Isso parece fornecer uma explicação suficiente sobre o estado da infância. Essa infância marca, como é normal, o início, o primeiro despertar para o Conhecimento. No entanto, há outras passagens em nossa Epístola que nos incentivam a procurar um significado mais profundo e menos óbvio desse conceito de infância, ou melhor, um significado que completa e amplia o significado das primeiras linhas da Epístola. No decorrer do diálogo, uma parábola leva a uma digressão sobre a hermenêutica das visões de sonhos (cf. todo o §13). O xeique comenta sobre a lei da analogia a contrario. O que a alma contempla em um sonho são os eventos no outro mundo, e o que ela contempla aí é a imagem invertida do evento neste mundo. A visão de uma morte anuncia que alguém está morrendo neste mundo e nascendo no próximo. O fato do segundo nascimento é explicitamente mencionado nessa ocasião. Nascer neste mundo é nascer para ser vítima do tempo cronológico, envelhecer e morrer. Nascer no outro mundo não é passar por um processo de crescimento que leva à velhice e à morte, mas manter ali para sempre o status de renovatus in novam infantiam (cf. nos. 21 e 22, o tema do Puer aeternus). Esse é o gesto radical do comerciante (§ 12), o herói da parábola, que significa a morte mística neste mundo e o novo nascimento no outro mundo, e através disso ser livre para a vida após a morte, para deixar este mundo vivo, pois a ressurreição chama os vivos, não os espiritualmente mortos.

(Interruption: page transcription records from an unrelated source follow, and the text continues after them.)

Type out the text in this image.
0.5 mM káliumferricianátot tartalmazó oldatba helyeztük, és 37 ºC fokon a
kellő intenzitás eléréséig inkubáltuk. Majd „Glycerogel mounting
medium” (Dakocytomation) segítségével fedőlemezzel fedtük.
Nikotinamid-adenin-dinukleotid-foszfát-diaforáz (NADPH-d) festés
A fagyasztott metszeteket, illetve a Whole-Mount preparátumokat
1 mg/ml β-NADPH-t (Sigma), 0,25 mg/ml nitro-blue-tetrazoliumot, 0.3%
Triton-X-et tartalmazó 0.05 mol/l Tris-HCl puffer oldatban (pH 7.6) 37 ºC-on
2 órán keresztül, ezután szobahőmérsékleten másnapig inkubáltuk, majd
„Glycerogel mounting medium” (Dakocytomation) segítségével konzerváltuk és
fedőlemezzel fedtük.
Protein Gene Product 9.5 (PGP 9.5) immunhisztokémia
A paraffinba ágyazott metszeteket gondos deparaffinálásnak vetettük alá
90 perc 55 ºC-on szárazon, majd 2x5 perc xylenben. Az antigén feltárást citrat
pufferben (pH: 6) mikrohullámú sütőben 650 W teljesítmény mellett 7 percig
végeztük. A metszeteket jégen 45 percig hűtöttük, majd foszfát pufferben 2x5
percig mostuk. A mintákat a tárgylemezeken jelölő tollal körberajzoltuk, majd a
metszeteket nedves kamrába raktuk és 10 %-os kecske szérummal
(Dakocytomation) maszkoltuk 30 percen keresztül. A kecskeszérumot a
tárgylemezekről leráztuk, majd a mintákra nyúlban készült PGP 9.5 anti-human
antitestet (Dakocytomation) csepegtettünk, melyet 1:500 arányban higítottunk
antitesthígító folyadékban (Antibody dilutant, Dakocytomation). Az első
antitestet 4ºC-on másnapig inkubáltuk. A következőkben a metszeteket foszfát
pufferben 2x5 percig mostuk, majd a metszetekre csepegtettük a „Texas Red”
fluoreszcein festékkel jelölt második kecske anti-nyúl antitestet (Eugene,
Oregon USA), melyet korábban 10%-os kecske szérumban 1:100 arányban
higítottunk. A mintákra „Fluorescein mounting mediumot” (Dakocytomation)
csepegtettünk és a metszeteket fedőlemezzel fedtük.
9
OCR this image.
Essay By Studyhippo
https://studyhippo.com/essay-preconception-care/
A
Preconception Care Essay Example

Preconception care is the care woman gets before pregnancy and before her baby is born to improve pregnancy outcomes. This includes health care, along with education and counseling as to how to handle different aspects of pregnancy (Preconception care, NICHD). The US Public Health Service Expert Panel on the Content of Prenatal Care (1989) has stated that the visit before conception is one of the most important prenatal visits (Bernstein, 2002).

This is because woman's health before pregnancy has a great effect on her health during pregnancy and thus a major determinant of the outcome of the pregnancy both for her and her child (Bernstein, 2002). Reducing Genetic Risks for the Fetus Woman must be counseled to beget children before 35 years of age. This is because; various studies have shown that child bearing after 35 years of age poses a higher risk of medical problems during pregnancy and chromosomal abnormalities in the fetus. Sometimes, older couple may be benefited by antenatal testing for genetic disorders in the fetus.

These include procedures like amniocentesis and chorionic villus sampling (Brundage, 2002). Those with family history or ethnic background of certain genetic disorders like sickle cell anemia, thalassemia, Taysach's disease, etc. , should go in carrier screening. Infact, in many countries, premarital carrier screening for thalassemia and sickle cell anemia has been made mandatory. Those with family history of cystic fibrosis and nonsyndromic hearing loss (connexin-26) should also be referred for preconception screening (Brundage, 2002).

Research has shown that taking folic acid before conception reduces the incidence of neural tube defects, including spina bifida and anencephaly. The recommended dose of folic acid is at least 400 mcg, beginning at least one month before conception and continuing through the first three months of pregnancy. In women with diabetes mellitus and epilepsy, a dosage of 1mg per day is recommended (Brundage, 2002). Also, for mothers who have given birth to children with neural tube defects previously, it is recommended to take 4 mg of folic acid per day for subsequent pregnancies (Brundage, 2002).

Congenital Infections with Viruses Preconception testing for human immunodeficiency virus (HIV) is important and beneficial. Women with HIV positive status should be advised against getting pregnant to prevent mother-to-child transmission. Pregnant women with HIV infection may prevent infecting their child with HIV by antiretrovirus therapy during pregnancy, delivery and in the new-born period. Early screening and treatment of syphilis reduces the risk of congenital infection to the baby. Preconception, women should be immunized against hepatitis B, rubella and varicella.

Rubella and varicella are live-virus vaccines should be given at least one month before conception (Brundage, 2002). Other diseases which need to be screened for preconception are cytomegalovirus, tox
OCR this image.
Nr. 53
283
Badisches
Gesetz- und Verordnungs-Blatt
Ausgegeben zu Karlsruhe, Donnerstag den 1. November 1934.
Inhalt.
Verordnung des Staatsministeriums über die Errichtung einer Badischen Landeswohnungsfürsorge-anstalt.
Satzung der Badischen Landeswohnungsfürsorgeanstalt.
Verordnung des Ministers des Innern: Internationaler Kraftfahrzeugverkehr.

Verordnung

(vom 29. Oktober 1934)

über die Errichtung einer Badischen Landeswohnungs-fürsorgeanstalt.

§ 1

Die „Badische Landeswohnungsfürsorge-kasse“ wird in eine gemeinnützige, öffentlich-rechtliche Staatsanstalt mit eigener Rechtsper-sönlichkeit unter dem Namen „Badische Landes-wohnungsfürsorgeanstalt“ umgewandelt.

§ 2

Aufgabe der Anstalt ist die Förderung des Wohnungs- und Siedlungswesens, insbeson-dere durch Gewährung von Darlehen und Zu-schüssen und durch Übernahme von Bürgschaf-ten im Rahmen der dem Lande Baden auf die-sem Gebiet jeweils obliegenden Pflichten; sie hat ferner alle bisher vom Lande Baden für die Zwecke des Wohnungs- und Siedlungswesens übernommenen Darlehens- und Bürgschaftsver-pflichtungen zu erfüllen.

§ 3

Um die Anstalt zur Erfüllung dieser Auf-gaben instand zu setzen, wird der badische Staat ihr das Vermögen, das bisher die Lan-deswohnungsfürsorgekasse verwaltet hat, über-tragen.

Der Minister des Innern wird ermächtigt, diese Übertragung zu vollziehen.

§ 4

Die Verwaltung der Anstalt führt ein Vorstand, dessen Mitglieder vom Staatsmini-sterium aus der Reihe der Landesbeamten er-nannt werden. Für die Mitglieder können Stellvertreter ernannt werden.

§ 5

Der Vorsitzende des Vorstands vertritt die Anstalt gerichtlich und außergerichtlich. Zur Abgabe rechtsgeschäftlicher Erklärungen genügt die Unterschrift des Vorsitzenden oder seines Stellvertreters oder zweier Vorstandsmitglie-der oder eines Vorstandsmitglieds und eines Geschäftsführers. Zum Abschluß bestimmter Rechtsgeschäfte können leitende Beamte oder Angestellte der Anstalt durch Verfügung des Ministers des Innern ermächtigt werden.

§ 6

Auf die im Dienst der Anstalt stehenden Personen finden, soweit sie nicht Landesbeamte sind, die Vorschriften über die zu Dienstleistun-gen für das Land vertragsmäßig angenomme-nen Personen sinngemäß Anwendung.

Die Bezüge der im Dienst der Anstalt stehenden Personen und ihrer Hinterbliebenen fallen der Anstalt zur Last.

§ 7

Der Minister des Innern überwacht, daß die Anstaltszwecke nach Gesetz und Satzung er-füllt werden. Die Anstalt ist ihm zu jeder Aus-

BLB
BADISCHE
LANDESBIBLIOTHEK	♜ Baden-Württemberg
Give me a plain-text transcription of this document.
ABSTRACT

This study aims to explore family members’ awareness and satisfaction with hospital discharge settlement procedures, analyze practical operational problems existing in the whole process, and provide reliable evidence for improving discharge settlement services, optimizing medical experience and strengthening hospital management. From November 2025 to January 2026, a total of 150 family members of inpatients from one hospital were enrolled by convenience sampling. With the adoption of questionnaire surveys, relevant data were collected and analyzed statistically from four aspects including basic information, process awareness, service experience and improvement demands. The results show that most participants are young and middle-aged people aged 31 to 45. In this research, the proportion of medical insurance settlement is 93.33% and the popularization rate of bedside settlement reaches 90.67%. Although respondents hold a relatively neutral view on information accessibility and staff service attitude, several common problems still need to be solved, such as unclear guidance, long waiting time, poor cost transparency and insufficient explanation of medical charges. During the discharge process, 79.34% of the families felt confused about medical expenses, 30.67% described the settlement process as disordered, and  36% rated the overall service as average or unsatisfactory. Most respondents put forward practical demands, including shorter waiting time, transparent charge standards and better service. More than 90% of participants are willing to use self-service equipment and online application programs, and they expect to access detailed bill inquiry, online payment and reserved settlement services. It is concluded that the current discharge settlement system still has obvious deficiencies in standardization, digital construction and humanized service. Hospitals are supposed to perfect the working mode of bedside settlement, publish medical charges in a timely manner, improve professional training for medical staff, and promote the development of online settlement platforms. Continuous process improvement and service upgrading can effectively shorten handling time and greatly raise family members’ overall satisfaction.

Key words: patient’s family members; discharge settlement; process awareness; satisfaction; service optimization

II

Aqui temos o desenvolvimento que legitima totalmente o título da Epístola (caso contrário, esse título diria respeito apenas às primeiras linhas), aprofundando o conceito de “infância”. A confirmação vem logo em seguida (§ 14, cf. n. 27). O narrador agora lê com facilidade e prazer a tábua (os segredos da ciência mística das letras) que ele se esforçou para decifrar no início. Seu shaykh lhe diz que ele se tornou um adulto. É claro, mas aplicando a lei da analogia invertida que nos foi lembrada há algumas linhas na digressão sobre a hermenêutica dos sonhos, que não está aí por acaso, entendemos que o adulto espiritual é precisamente a criança no céu da alma (cf. acima o discurso à Natureza Perfeita: Você é meu pai espiritual e você é minha criança espiritual). Por outro lado, o adulto, no sentido profano deste mundo, ainda é apenas uma criança, ou até mesmo um nanico, em relação ao mundo espiritual, enquanto não souber nada sobre ele. As intenções de Sohravardi são sempre sutis e discretas. Ele nos ensina a não avaliar seus textos, mas a ler nas entrelinhas.